Dat er een schuldvraag gesteld wordt, is niet zo vreemd. Bedrijven hebben veel geld en tijd verloren aan de WannaCry-aanval. Niet alleen de malwareschrijvers worden hierop aangekeken. Ook de NSA, die jarenlang het lek geheim hield treft blaam. En uiteraard de Shadow Brokers, die dit lek openbaar hebben gemaakt. En Microsoft, die het lek binnen een maand gedicht had toen het erom spande, maar daarvoor jarenlang niets aan het gevaar had gedaan. Maar de slachtoffers moeten vooral ook naar zichzelf kijken als schuldige. Zij hadden alle mogelijkheden om de catastrofe te voorkomen. De patch waarmee dit lek effectief kon worden gedicht werd namelijk al op 14 maart door Microsoft verspreid: zo’n twee maanden voor de WannaCry-aanval. Hadden alle bedrijven deze patch, die volledig terecht als ‘kritiek’ was gelabeld, netjes geïnstalleerd, dan waren zij volkomen immuun geweest voor de aanval.

Maar waarom was deze eenvoudige stap dan niet gezet door zoveel grote organisaties? Helaas ligt het antwoord op deze vraag grotendeels in de slechte reputatie die patches hebben. In de theorie, die door software-ontwikkelaars en IT security-experts wordt gepredikt, gaat men ervan uit dat software niet langer veilig is als er beveiligingslekken in gevonden zijn. Door middel van reverse-engineering kunnen malwareschrijvers na het uitkomen van een patch analyseren en zien welk lek de patch beoogt te dichten. Op die wijze kunnen zij kennis nemen van het lek, waarvan zij eerder hoogstwaarschijnlijk nog geen weet hadden. Met die kennis vinden zij razendsnel manieren om misbruik te maken van het veiligheidslek. Dat werkt uitstekend voor cybercriminelen, omdat de praktijk niet zit te wachten op patches waarmee de beveiligingslekken gedicht worden.
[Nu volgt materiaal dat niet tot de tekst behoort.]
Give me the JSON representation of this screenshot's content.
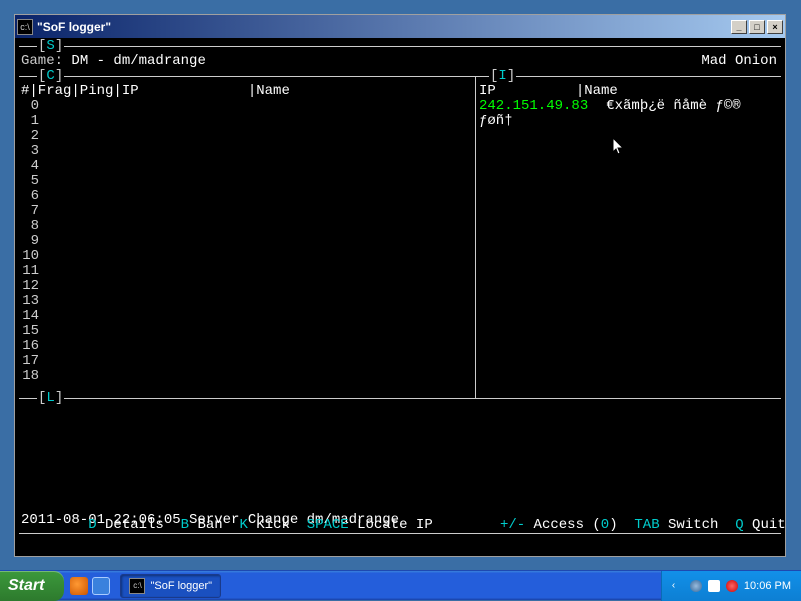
{
  "window": {
    "title": "\"SoF logger\""
  },
  "header": {
    "label_S": "S",
    "game_prefix": "Game: ",
    "game_text": "DM - dm/madrange",
    "server_name": "Mad Onion"
  },
  "panel_c": {
    "label": "C",
    "header": "#|Frag|Ping|IP             |Name",
    "row_count": 19
  },
  "panel_i": {
    "label": "I",
    "header_ip": "IP",
    "header_name": "|Name",
    "entry_ip": "242.151.49.83",
    "entry_name": "€xãmþ¿ë ñåmè ƒ©® ƒøñ†"
  },
  "panel_l": {
    "label": "L",
    "log_line": "2011-08-01 22:06:05 Server Change     dm/madrange"
  },
  "hints": {
    "d_key": "D",
    "d_label": " Details  ",
    "b_key": "B",
    "b_label": " Ban  ",
    "k_key": "K",
    "k_label": " Kick  ",
    "space_key": "SPACE",
    "space_label": " Locate IP",
    "access_key": "+/-",
    "access_label": " Access (",
    "access_count": "0",
    "access_close": ")  ",
    "tab_key": "TAB",
    "tab_label": " Switch  ",
    "q_key": "Q",
    "q_label": " Quit"
  },
  "taskbar": {
    "start": "Start",
    "task_label": "\"SoF logger\"",
    "clock": "10:06 PM"
  }
}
De praktijk zijn namelijk de bedrijven die de software in gebruik hebben. Software is voor bedrijven een essentiële asset om productie te kunnen draaien. Het concept ‘never change a running system’ is nog altijd sterk in zwang. Er zijn in het verleden vaak genoeg patches geweest die hele netwerken, systemen of bedrijfskritieke applicaties hebben platgelegd. Voor een bedrijf is de procentueel kleine kans dat juist dit beveiligingslek zal leiden tot infectie van het netwerk minder erg dan de kans dat het bedrijf een dag stil komt te liggen.

Toch kan een patch niet tot het einde der tijden worden genegeerd. Met name kritieke patches zouden onmiddellijk een testfase in moeten gaan. Als na enkele weken testen geen problemen zijn geconstateerd en in het nieuws zijn geen berichten geweest over schade door de patch, is er voldoende bewijs voor de onschadelijkheid van de patch om hem op grote schaal uit te rollen.

En hier komt laksheid om de hoek kijken. Hoewel de redenen voor het niet direct uitvoeren van een patch valide zijn, is het twee maanden lang niets doen met een patch dat absoluut niet. Laten we hopen dat deze aanval met WannaCry alle it-afdelingen ter wereld voor eens en voor altijd met de neus op dat feit heeft gedrukt en meer bedrijven serieus werk gaan maken van een verantwoord Patch Management beleid.

Deze blog is ingezonden door Eddy Willems, Security Evangelist bij G DATA.